Certainly the writing is a strong suit, yet Silver Linings greatest asset is its casting, and boy do they deliver. Hands down, this is the best-acted film of the year. Bradley Cooper, who I’ve never thought highly of and feared he was gravely miscast when the project was first announced, is nothing short of a revelation. For once, he’s not playing a douche, instead bringing to light the honest conflict of a man trying to stay on the positive side of a midlife crisis amid frequent outbursts brought on by a bipolar disorder. It’s a career-redefining performance.

On the other side is Jennifer Lawrence, who unlike Cooper I’ve always been impressed by her acting ability, and once again she raises the bar to a new personal height. She’s just as mentally unstable as Cooper’s character, the two really are quite the perfect match despite the age difference, combining the backbone that earned her an Oscar nomination for Winter’s Bone with a sharp talker wit and haughty, take-no-prisoners attitude, the likes of which she hasn’t really shown onscreen before. Both are locks for plenty of awards attention, with Lawrence a decent shot at winning Best Actress.

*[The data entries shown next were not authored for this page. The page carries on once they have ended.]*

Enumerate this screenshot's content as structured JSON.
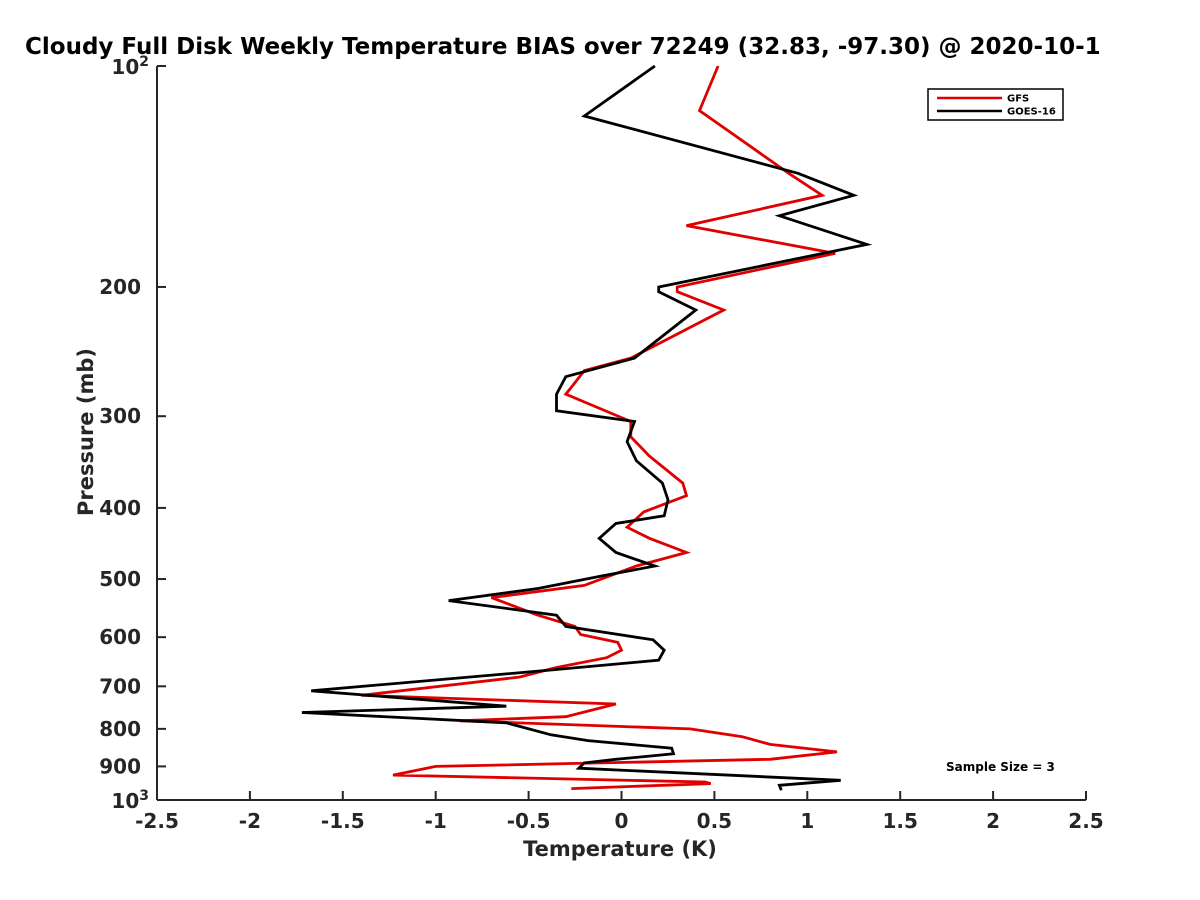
{
  "chart_data": {
    "type": "line",
    "title": "Cloudy Full Disk Weekly Temperature BIAS over 72249 (32.83, -97.30) @ 2020-10-1",
    "xlabel": "Temperature (K)",
    "ylabel": "Pressure (mb)",
    "xlim": [
      -2.5,
      2.5
    ],
    "ylim": [
      100,
      1000
    ],
    "yscale": "log",
    "y_reversed": true,
    "x_ticks": [
      "-2.5",
      "-2",
      "-1.5",
      "-1",
      "-0.5",
      "0",
      "0.5",
      "1",
      "1.5",
      "2",
      "2.5"
    ],
    "y_ticks": [
      {
        "value": 100,
        "base": "10",
        "exp": "2"
      },
      {
        "value": 200,
        "label": "200"
      },
      {
        "value": 300,
        "label": "300"
      },
      {
        "value": 400,
        "label": "400"
      },
      {
        "value": 500,
        "label": "500"
      },
      {
        "value": 600,
        "label": "600"
      },
      {
        "value": 700,
        "label": "700"
      },
      {
        "value": 800,
        "label": "800"
      },
      {
        "value": 900,
        "label": "900"
      },
      {
        "value": 1000,
        "base": "10",
        "exp": "3"
      }
    ],
    "grid": false,
    "legend_position": "top-right",
    "annotation": "Sample Size = 3",
    "series": [
      {
        "name": "GFS",
        "color": "#e00000",
        "x": [
          0.52,
          0.42,
          0.9,
          1.08,
          0.35,
          1.15,
          0.3,
          0.3,
          0.55,
          0.05,
          -0.2,
          -0.25,
          -0.3,
          0.05,
          0.05,
          0.15,
          0.33,
          0.35,
          0.12,
          0.03,
          0.15,
          0.35,
          0.08,
          -0.2,
          -0.7,
          -0.45,
          -0.25,
          -0.22,
          -0.02,
          0.0,
          -0.08,
          -0.35,
          -0.55,
          -1.4,
          -0.03,
          -0.3,
          -0.87,
          0.37,
          0.65,
          0.8,
          1.16,
          0.8,
          -1.0,
          -1.23,
          0.45,
          0.48,
          -0.27
        ],
        "y": [
          100,
          115,
          140,
          150,
          165,
          180,
          200,
          203,
          215,
          250,
          260,
          270,
          280,
          305,
          320,
          340,
          370,
          385,
          405,
          425,
          440,
          460,
          480,
          510,
          530,
          560,
          580,
          595,
          610,
          625,
          640,
          660,
          680,
          720,
          740,
          770,
          780,
          800,
          820,
          840,
          860,
          880,
          900,
          925,
          945,
          950,
          965
        ]
      },
      {
        "name": "GOES-16",
        "color": "#000000",
        "x": [
          0.18,
          -0.2,
          0.95,
          1.25,
          0.85,
          1.32,
          0.2,
          0.2,
          0.4,
          0.07,
          -0.3,
          -0.35,
          -0.35,
          0.07,
          0.03,
          0.08,
          0.22,
          0.25,
          0.23,
          -0.03,
          -0.12,
          -0.03,
          0.18,
          -0.1,
          -0.45,
          -0.93,
          -0.35,
          -0.3,
          0.17,
          0.23,
          0.2,
          -0.38,
          -1.67,
          -0.62,
          -1.72,
          -0.62,
          -0.38,
          -0.18,
          0.27,
          0.28,
          -0.03,
          -0.2,
          -0.23,
          1.18,
          0.85,
          0.86
        ],
        "y": [
          100,
          117,
          140,
          150,
          160,
          175,
          200,
          203,
          215,
          250,
          265,
          280,
          295,
          305,
          325,
          345,
          370,
          390,
          410,
          420,
          440,
          460,
          480,
          495,
          515,
          535,
          560,
          580,
          605,
          625,
          645,
          665,
          710,
          745,
          760,
          785,
          815,
          830,
          850,
          865,
          880,
          890,
          905,
          940,
          955,
          970
        ]
      }
    ]
  }
}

Then, as if proving Cooper is actually a legitimate actor wasn’t enough, Russell does more of the unthinkable – gets the least annoying performance of Chris Tucker’s career, in the comedian’s first non Rush Hour role in over a decade, and an emotionally resonant turn from Robert De Niro, easily his best and most serious work in probably just as long. The rest of the supporting players are fantastic as well and do a great job at providing an authentic Philly flavor.

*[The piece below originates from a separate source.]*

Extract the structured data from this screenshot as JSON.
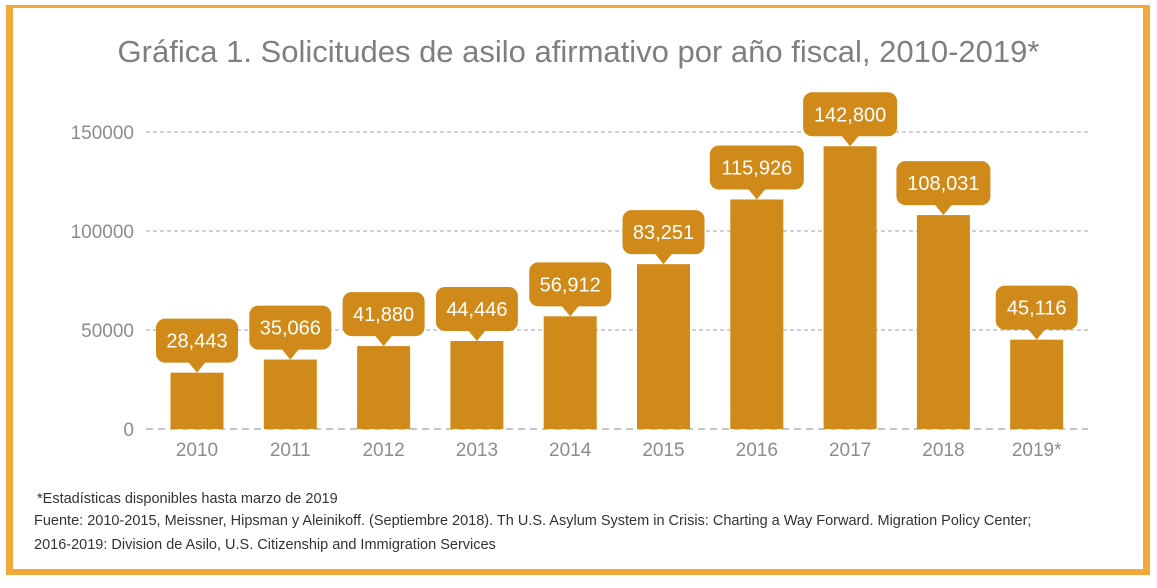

At its core, Silver Linings Playbook could be considered a romantic comedy, as the feel good ending seemingly betrays. However, hardly any of it plays out or seems to live in the trappings of the genre, and the touching moments it does have all feel deservedly earned. The way Russell captures the different relationships and issues between the characters, giving the audience people to genuinely root for and care about in a non-sappy way, is an accomplishment that cannot be understated.

The film has already garnered an incredible reaction amongst the festival circuit, winning the prestigious People’s Choice Award at Toronto, an honor recent Best Picture winners Slumdog Millionaire and The King’s Speech also took home, and is without a doubt one of 2012’s absolute finest offerings. I, for one, will be cheering for Oscar gold come awards night.